The odour was predominantly of stale cigarette smoke and unwashed clothes, while the noise emanated both from the television and from the secondhand karaoke machine that Six’s mother had given her for Christmas. It would, she’d told herself, advance her daughter’s dream of pop stardom. It would also, she hoped but did not admit aloud, keep her off the streets. The fact that it was doing neither was something that Six’s mother didn’t know and would have turned a blind eye to had anything in Six’s behaviour suggested it. The poor woman worked at two jobs to keep clothes on the backs of the four children—
out of seven—whom she still had at home. She had neither the time nor the energy to wonder what her offspring were doing while she herself was cleaning rooms in the Hyde Park Hilton or ironing sheets and pillowcases in the laundry of the Dorchester Hotel. Like most mothers in her position, she wanted something better for her children. That three of them were already following in her footsteps—unmarried and regularly producing offspring by various worthless men—she put down to bloody-mindedness. That three of the other four were set to do the same, she simply didn’t acknowledge. Only one of this latter group attended school with any regularity. As a result, the Professor was his sobriquet.

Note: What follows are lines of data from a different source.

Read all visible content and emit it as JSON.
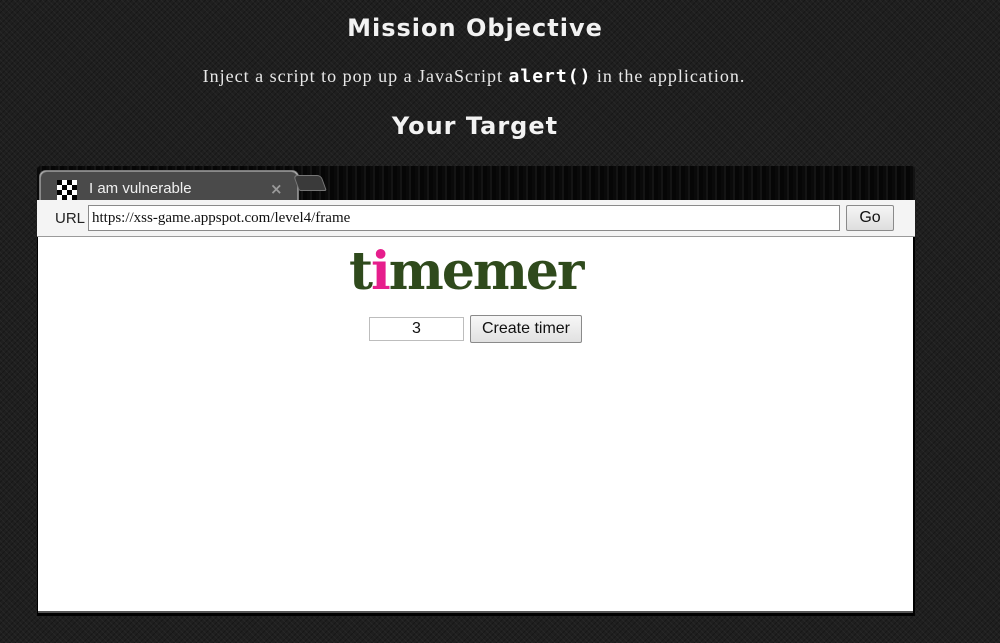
{
  "mission": {
    "title": "Mission Objective",
    "objective_prefix": "Inject a script to pop up a JavaScript ",
    "objective_code": "alert()",
    "objective_suffix": " in the application."
  },
  "target": {
    "title": "Your Target"
  },
  "browser": {
    "tab_title": "I am vulnerable",
    "tab_close": "×",
    "url_label": "URL",
    "url_value": "https://xss-game.appspot.com/level4/frame",
    "go_label": "Go"
  },
  "app": {
    "logo_t": "t",
    "logo_i": "i",
    "logo_rest": "memer",
    "timer_value": "3",
    "create_label": "Create timer"
  },
  "colors": {
    "logo_green": "#2f4a1c",
    "logo_pink": "#e61e8c"
  }
}
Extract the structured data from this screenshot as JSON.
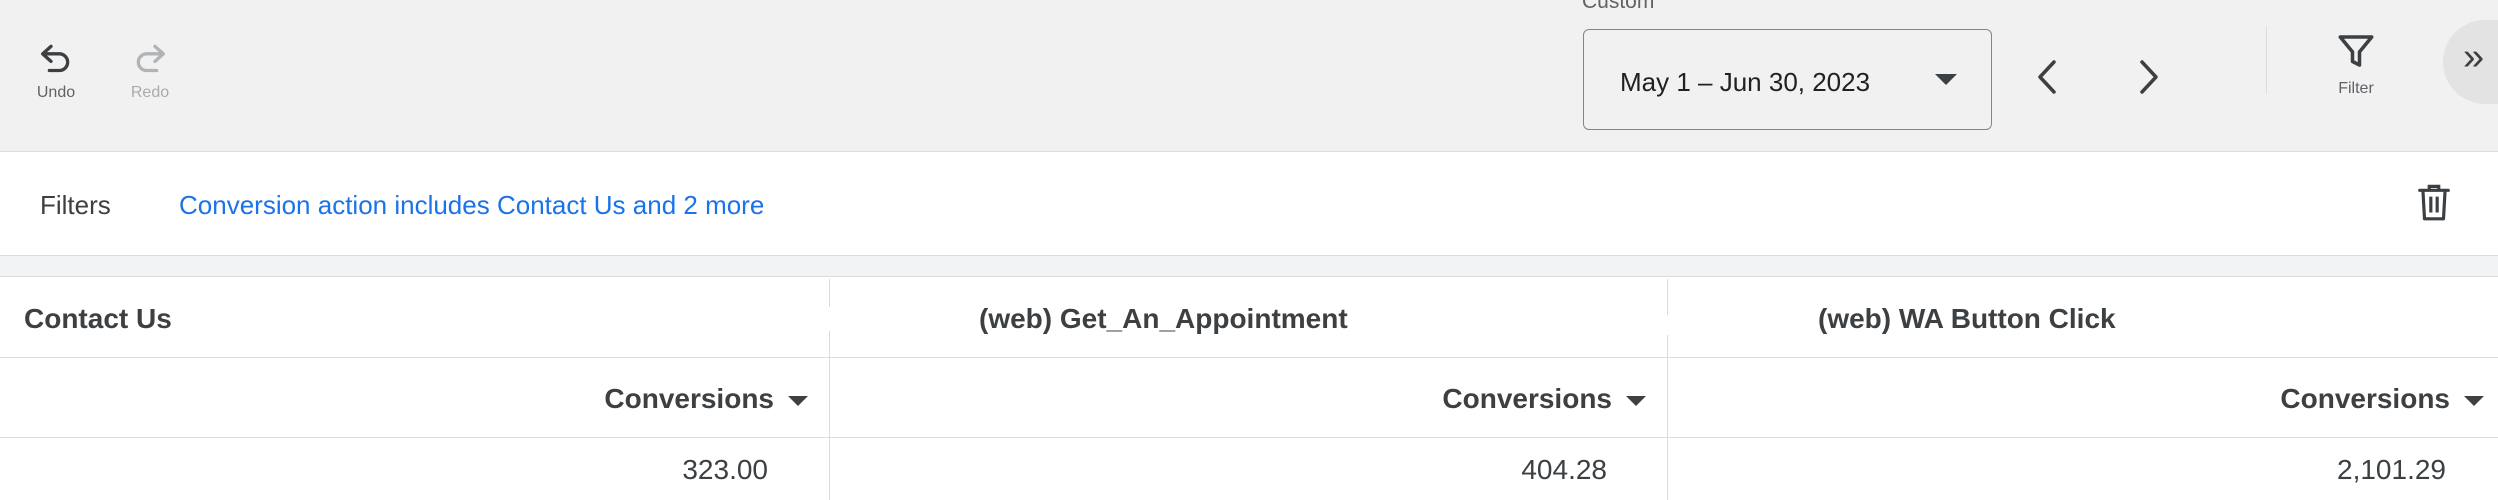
{
  "toolbar": {
    "undo_label": "Undo",
    "redo_label": "Redo",
    "date_caption": "Custom",
    "date_range": "May 1 – Jun 30, 2023",
    "filter_label": "Filter",
    "expand_symbol": "»"
  },
  "filters": {
    "label": "Filters",
    "summary": "Conversion action includes Contact Us and 2 more"
  },
  "table": {
    "columns": [
      {
        "group": "Contact Us",
        "metric": "Conversions",
        "value": "323.00"
      },
      {
        "group": "(web) Get_An_Appointment",
        "metric": "Conversions",
        "value": "404.28"
      },
      {
        "group": "(web) WA Button Click",
        "metric": "Conversions",
        "value": "2,101.29"
      }
    ]
  },
  "colors": {
    "accent_link": "#1a73e8",
    "toolbar_bg": "#f1f1f1",
    "text": "#3c4043"
  },
  "icons": [
    "undo-icon",
    "redo-icon",
    "chevron-left-icon",
    "chevron-right-icon",
    "filter-icon",
    "trash-icon",
    "sort-down-icon"
  ]
}
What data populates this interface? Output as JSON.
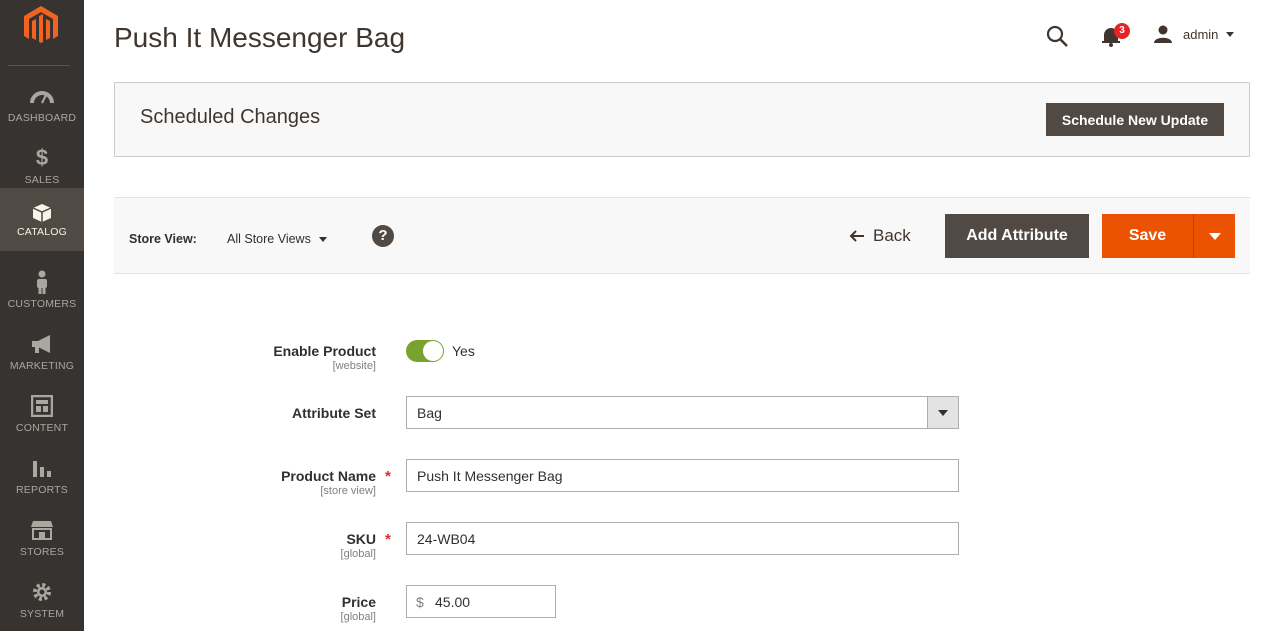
{
  "sidebar": {
    "items": [
      {
        "label": "DASHBOARD",
        "icon": "dashboard-icon"
      },
      {
        "label": "SALES",
        "icon": "dollar-icon"
      },
      {
        "label": "CATALOG",
        "icon": "box-icon"
      },
      {
        "label": "CUSTOMERS",
        "icon": "person-icon"
      },
      {
        "label": "MARKETING",
        "icon": "megaphone-icon"
      },
      {
        "label": "CONTENT",
        "icon": "content-icon"
      },
      {
        "label": "REPORTS",
        "icon": "bar-chart-icon"
      },
      {
        "label": "STORES",
        "icon": "storefront-icon"
      },
      {
        "label": "SYSTEM",
        "icon": "gear-icon"
      }
    ],
    "active": "CATALOG"
  },
  "header": {
    "title": "Push It Messenger Bag",
    "notification_count": "3",
    "user_name": "admin"
  },
  "scheduled": {
    "title": "Scheduled Changes",
    "button_label": "Schedule New Update"
  },
  "toolbar": {
    "store_view_label": "Store View:",
    "store_view_value": "All Store Views",
    "help_label": "?",
    "back_label": "Back",
    "add_attribute_label": "Add Attribute",
    "save_label": "Save"
  },
  "form": {
    "enable_product": {
      "label": "Enable Product",
      "scope": "[website]",
      "value": "Yes",
      "enabled": true
    },
    "attribute_set": {
      "label": "Attribute Set",
      "value": "Bag"
    },
    "product_name": {
      "label": "Product Name",
      "scope": "[store view]",
      "value": "Push It Messenger Bag",
      "required": "*"
    },
    "sku": {
      "label": "SKU",
      "scope": "[global]",
      "value": "24-WB04",
      "required": "*"
    },
    "price": {
      "label": "Price",
      "scope": "[global]",
      "currency": "$",
      "value": "45.00"
    }
  },
  "colors": {
    "sidebar_bg": "#373330",
    "sidebar_active": "#514943",
    "accent_orange": "#eb5202",
    "button_dark": "#514943",
    "toggle_on": "#79a22e",
    "required_red": "#e22626"
  }
}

When Ness arrived at Farnaby House and made her way through the broken security door and up one flight of stairs, she found Six entertaining Natasha in the bedroom she shared with her sisters. Natasha was sitting on the floor, applying a viscous coat of purple varnish to her already red and stubby fingernails while Six clutched the karaoke’s microphone in the vicinity of her chest as she bumped and ground her way through the musical interlude of a vintage Madonna piece. As Ness entered, Six took Madonna to the next level. She jumped off the bed on which she’d been performing, and she pranced around Ness to the beat of the music before she accosted her and pulled her forward for a kiss with tongue.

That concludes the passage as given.